Diagnostic tests have defined the stage of ovarian cancer. This one directs the treatment put in place. Ovarian cancer treatments primarily involve surgery and chemotherapy.
Surgery is the most used treatment for treating ovarian cancer. It depends on the stage and, where possible, the situation of the woman and her wishes (woman still wanting pregnancies, menopausal woman …). Chemotherapy is often used in addition to surgery, either before or after surgery.
Ovarian Cancer: Early Surgery
When the surgeon discovers that the tumor is apparently located only in one or both ovaries, it is an early cancer. The surgery at this stage depends on the situation of the woman. In the menopausal woman or no longer desiring pregnancy, the surgeon removes both ovaries and the uterus after examining all organs of the abdominal cavity. Exams are routinely performed to ensure that this is a form of cancer limited to the ovaries.
In a woman desiring pregnancies two situations can arise. When a tumor is found only on one ovary, the surgeon takes samples from the ovary. If the examination reveals the presence of cancer cells, it removes the ovary on which these cells were found and can retain the other ovary. He then proceeds to a careful exploration of the whole peritoneal cavity and the ganglia as well as samples.
In the case where one or more tumors on the ovaries are detected, it is necessary to remove both ovaries. The surgeon can keep the uterus after examining it during the operation. Keeping the uterus in place allows menstruation through hormone replacement therapy. It also allows for pregnancy by donating
Ovarian Cancer: Advanced Surgery
Surgery for late-stage ovarian cancer – cancer cells in the abdominal cavity or in the lymph nodes – is different from surgery for early-stage ovarian cancer. In this case, the surgeon removes the two ovaries, the fallopian tubes, the uterus. Along with the reproductive organs, the epiploon (section of tissue from the top of the stomach to the underside of the transverse colon and small intestine that covers and supports different abdominal organs and blood vessels) and some lymph nodes lymphatics in the abdomen can be removed.

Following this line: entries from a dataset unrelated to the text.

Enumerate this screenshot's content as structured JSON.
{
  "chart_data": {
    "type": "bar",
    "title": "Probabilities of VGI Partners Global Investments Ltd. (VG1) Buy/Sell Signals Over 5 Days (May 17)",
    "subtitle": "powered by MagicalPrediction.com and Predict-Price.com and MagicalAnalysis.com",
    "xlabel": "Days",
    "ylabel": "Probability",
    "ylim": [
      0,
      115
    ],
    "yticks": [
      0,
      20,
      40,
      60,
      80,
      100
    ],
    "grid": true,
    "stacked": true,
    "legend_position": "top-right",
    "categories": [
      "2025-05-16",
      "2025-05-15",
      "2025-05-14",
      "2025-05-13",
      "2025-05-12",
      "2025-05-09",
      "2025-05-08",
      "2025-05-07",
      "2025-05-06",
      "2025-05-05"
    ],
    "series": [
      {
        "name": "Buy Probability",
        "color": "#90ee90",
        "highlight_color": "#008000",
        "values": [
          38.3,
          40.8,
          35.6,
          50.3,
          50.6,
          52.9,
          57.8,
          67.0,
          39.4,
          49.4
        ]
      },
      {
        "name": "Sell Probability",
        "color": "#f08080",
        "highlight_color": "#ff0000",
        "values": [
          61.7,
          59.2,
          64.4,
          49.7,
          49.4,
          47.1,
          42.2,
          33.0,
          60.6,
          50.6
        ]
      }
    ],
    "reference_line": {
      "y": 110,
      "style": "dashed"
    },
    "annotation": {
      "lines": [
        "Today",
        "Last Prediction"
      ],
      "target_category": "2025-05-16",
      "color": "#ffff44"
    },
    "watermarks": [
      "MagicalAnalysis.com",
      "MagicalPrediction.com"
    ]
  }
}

If you find that the cancer has spread throughout the abdomen, you will often try to extract as much cancer tissue as possible. This operation is called tumor volume reduction surgery. In some cases, after a first series of chemo-therapies, if the CT scan shows a regression of the lesions, a second intervention is proposed, called reassessment (or second look) to determine the follow-up to the treatment, or to complete the first surgery. if it was incomplete.
Chemotherapy of Ovarian Cancer
Surgery for ovarian cancer, whether at an early stage or at an advanced stage, is most often followed by 6 courses of chemotherapy . Only a few highly localized cancers or a few borderline tumors (tumors that often occur in younger women and have an excellent prognosis) do not require chemotherapy after surgery. Chemotherapy aims to reduce the risk of recurrence. For more details, visit this site.
Made before surgery, it can reduce the volume of the tumor and facilitate the operation. Chemotherapy has largely progressed in recent years, thanks to the arrival of new highly active drugs and new modes of administration of these products: in addition to chemotherapy by blood (intravenous or intra-arterial infusion), surgery intraperitoneal allows in some cases to act more rapidly on intra-pelvic tumor foci.
Then follow up, to ensure that there is no resumption of the tumor process. This monitoring, which must be regular and prolonged, is done through clinical examination, biology (CA 125 marker) and imaging.